>Fresh from the Festival!
>If you haven’t heard about the Festival of Faith and Writing (see my previous post), it is a conference hosted by Calvin College in Michigan where authors, readers, writers, librarians, publishers, and more gather in community for three days to celebrate the art of language. It is a biennial conference, so the last time I attended was two years ago. And you would think, with a two-year head-start, that I would have been all read up on the authors and their books speaking this year. Well…you know how that goes. But as I listened to the lectures of Tim Stafford, the senior writer of Christianity Today, Wally Lamb, novelist of the bestseller She’s Come Undone, and Lisa Samson, author of over twenty Christian Fiction novels, I cannot help but put them on my never-ending list of things to read.
Some fun things that have happened so far:
First, remember what I said about rubbing elbows with literary luminaries? Well, it happened. My sister and I walked into the first session with an older couple twenty minutes early, who joked with us about the crazy 80s-styled carpet of the meeting hall. Later in the session, the speaker referred to the man by his name: Eugene Peterson. The man who translated The Message, pastoring and authoring other books since. We had no idea.

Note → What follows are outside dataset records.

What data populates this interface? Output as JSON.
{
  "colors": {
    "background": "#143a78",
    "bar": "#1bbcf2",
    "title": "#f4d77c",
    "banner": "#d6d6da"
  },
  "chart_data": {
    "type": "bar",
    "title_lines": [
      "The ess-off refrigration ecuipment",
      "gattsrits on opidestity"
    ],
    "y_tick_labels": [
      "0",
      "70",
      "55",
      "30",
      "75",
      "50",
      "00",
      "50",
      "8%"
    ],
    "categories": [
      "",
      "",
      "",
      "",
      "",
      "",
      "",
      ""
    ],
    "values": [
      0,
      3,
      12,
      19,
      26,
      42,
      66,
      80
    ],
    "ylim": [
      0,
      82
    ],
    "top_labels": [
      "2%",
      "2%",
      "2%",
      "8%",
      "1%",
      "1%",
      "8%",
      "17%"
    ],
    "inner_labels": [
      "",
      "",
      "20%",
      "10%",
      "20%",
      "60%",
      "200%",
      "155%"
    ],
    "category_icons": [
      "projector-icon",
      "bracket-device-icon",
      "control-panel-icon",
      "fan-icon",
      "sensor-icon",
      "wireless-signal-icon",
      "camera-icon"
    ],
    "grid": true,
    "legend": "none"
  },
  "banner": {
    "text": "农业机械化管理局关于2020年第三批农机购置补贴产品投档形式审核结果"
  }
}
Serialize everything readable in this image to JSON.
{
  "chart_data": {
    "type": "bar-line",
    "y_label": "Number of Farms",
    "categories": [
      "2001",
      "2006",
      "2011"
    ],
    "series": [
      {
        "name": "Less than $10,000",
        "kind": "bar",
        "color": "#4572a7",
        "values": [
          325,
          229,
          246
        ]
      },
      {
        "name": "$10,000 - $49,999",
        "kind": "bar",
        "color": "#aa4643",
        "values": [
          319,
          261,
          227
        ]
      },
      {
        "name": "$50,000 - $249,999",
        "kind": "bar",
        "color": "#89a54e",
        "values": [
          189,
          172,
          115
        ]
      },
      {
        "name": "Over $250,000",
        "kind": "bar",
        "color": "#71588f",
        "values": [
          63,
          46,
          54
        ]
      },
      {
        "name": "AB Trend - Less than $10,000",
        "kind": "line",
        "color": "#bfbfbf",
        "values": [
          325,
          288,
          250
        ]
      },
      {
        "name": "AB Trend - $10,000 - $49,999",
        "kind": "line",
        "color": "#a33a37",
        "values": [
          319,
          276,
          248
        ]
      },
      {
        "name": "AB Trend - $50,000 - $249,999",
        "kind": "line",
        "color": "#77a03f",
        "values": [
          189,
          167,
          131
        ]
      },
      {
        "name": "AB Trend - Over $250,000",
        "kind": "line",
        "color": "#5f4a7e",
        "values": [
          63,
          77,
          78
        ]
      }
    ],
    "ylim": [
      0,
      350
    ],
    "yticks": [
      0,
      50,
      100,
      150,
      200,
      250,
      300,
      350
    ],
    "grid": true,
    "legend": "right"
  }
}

How does this author get his inspiration for new books? His characters start talking to him while he’s in the shower. And then, because he wants to get to know them and find out more about them, he writes. He confessed that he also feels somewhat “parental” toward his characters, saying, “I write about my characters because I worry about them.”
This afternoon, I heard from Kate DiCamillo, the children’s author who has penned The Tale of Desperaux, The Miraculous Journey of Edward Tulane, and The Magician’s Elephant. Kate explained that she wound up writing children’s books because she worked at a book warehouse on the 3rd floor where they packed and shipped the Children’s Books (and she spent a large part of her time there reading on the job!).